Let $\Omega \subset \mathbb{C}$ be an open set that contains the unit ball $D$ and let $f \in \mathcal{O}(\Omega)$ a non constant map s.t. $|f(z)| = 1$ for all $z \in \partial D$. Show that $f$ has a zero in $D$.
Here's my reasoning:
$f \in \mathcal{O}(D) \Rightarrow f $ satisfies the maximum principle, i.e. the maximum of $|f(z)|$ is on $\partial D$.
Suppose $f$ doesn't have zeros within $D$. I would like to reach a contradiction with the fact that $f$ is not constant.
We would have: $\frac{1}{f} \in \mathcal{O}(D)$, so $1 \over f$ satisfies the maximum principle as well, thus we can conclude that $|f(z)| = 1$ for all $z \in D$.
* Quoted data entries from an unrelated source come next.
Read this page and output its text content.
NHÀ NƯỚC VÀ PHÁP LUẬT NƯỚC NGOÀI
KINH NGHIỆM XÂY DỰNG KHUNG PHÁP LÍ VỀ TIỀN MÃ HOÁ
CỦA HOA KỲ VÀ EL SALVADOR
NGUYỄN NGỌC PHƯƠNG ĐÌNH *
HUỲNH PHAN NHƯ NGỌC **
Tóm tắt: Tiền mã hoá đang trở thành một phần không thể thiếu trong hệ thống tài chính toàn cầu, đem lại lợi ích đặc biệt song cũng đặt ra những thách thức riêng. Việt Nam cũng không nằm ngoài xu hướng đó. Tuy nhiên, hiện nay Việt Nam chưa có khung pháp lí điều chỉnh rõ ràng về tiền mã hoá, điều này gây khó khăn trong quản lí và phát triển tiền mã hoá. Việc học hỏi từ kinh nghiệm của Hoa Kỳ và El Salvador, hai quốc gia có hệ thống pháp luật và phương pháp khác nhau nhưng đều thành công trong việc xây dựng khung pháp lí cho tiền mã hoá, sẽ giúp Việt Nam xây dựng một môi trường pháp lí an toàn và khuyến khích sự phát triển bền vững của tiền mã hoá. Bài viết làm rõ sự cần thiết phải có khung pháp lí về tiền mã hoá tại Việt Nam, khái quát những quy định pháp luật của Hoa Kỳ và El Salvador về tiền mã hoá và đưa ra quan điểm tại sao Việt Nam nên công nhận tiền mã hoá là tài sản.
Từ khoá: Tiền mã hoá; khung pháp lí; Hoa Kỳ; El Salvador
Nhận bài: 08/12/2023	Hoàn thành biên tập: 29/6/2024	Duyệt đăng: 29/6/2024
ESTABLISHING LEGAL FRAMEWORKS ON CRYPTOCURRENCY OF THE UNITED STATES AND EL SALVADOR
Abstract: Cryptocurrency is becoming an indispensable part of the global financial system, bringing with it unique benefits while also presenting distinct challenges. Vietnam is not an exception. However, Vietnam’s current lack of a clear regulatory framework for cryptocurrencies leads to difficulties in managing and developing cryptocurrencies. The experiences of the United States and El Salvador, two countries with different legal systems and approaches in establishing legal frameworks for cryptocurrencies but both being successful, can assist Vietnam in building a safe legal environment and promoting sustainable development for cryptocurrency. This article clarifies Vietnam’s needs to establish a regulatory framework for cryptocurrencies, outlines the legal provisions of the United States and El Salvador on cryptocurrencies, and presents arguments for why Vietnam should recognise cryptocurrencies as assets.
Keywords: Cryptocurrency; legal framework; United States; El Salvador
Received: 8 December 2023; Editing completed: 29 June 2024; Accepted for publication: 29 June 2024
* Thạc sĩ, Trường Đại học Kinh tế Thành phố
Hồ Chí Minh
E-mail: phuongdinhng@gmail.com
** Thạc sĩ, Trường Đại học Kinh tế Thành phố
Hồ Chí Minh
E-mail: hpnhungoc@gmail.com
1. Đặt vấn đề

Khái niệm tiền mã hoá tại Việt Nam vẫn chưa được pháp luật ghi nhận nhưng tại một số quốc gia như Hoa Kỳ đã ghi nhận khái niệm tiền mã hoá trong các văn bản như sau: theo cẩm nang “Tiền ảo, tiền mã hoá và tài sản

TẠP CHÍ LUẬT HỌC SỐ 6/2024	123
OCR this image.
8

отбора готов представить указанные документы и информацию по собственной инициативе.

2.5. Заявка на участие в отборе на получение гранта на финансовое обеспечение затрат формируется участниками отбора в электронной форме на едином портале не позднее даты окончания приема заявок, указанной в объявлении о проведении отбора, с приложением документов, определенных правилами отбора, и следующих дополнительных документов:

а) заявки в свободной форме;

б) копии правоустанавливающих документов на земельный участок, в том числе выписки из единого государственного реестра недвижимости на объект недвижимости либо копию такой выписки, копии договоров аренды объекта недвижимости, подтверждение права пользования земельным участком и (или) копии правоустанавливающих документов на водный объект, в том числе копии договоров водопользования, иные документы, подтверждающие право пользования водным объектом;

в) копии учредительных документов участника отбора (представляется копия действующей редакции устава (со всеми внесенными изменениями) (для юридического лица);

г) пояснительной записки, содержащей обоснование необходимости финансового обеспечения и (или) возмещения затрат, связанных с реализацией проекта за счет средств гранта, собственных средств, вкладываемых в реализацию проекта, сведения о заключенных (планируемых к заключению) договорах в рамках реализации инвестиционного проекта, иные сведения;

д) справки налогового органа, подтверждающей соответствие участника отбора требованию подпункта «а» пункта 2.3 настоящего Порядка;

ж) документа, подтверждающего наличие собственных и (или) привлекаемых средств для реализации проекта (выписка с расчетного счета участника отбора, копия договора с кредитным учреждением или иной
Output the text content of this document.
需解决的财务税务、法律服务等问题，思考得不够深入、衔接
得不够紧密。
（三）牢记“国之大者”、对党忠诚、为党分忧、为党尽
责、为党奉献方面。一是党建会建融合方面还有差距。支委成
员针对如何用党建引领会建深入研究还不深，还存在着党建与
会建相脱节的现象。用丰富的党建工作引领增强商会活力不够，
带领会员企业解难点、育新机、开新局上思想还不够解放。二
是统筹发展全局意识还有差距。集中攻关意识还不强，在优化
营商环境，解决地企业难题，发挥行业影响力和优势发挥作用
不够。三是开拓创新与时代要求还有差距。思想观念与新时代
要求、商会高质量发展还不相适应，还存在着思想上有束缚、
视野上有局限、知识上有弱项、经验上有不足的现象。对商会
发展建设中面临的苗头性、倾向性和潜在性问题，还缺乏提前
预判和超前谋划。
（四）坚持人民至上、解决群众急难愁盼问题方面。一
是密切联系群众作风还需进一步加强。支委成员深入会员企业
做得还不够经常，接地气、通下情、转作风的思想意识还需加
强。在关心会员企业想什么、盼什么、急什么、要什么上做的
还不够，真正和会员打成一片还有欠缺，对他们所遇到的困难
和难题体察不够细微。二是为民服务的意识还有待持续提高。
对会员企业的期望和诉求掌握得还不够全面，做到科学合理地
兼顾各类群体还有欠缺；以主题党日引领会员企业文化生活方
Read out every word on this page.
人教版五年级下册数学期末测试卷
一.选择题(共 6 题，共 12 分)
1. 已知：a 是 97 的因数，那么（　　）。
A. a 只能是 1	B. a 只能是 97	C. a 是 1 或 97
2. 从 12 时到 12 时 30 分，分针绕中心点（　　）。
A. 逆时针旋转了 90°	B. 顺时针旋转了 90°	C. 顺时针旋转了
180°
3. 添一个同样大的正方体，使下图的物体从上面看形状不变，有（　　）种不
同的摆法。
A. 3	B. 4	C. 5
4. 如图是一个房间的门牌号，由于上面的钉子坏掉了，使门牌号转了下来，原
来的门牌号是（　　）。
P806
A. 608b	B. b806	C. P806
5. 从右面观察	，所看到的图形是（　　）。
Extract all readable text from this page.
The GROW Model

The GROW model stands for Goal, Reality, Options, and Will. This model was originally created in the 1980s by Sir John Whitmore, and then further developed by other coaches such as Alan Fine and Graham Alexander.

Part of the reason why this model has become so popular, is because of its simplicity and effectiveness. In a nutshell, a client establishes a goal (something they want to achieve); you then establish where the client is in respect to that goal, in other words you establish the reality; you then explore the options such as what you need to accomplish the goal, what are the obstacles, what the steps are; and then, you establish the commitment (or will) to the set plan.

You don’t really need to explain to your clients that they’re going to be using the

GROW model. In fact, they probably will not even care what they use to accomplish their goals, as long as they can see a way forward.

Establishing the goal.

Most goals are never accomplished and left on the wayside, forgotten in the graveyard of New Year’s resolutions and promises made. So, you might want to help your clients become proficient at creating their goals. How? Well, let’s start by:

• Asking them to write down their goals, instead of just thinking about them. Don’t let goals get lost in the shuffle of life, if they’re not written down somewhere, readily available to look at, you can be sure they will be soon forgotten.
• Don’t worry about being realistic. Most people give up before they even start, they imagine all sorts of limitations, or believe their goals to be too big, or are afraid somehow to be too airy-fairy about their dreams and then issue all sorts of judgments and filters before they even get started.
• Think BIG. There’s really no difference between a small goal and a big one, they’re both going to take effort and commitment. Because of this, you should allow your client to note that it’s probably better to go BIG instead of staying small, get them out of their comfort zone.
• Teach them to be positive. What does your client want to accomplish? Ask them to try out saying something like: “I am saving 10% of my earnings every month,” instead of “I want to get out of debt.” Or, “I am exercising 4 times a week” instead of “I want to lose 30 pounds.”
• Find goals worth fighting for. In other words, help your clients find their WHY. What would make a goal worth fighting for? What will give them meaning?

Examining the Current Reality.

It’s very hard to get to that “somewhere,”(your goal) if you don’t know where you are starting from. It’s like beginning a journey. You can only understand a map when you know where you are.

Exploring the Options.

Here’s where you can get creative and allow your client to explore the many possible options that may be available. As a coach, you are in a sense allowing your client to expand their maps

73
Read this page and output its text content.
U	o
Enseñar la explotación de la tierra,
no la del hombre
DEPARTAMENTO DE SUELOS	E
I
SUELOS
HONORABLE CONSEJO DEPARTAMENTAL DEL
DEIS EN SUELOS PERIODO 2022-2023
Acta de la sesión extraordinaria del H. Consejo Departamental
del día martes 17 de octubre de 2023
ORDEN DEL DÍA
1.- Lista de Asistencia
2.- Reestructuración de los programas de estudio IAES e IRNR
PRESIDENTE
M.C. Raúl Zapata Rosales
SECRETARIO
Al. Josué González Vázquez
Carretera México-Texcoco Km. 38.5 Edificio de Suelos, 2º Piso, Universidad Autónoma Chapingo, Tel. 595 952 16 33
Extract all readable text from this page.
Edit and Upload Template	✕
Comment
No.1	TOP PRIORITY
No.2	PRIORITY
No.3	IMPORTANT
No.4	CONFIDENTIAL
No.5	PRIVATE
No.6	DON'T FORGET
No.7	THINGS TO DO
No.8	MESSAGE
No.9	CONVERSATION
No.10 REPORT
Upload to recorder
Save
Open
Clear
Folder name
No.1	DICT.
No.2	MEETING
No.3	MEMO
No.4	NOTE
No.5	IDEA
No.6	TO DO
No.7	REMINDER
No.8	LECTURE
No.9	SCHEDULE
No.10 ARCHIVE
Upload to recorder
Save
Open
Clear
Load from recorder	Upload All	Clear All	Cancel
But now I'm stuck, I don't know how to conclude that $f$ is indeed constant…any help is appreciated!
The maximum modulus principle implies that the maximum of $|f(z)|$ can only occur on the boundary. Another way to say it: for all $z\in D^\circ$, we have $|f(z)|<\max_{z\in\partial D}|f(z)|$. Since you have $|f(z)|=1$ for all $z\in D$, $f(z)$ must be constant.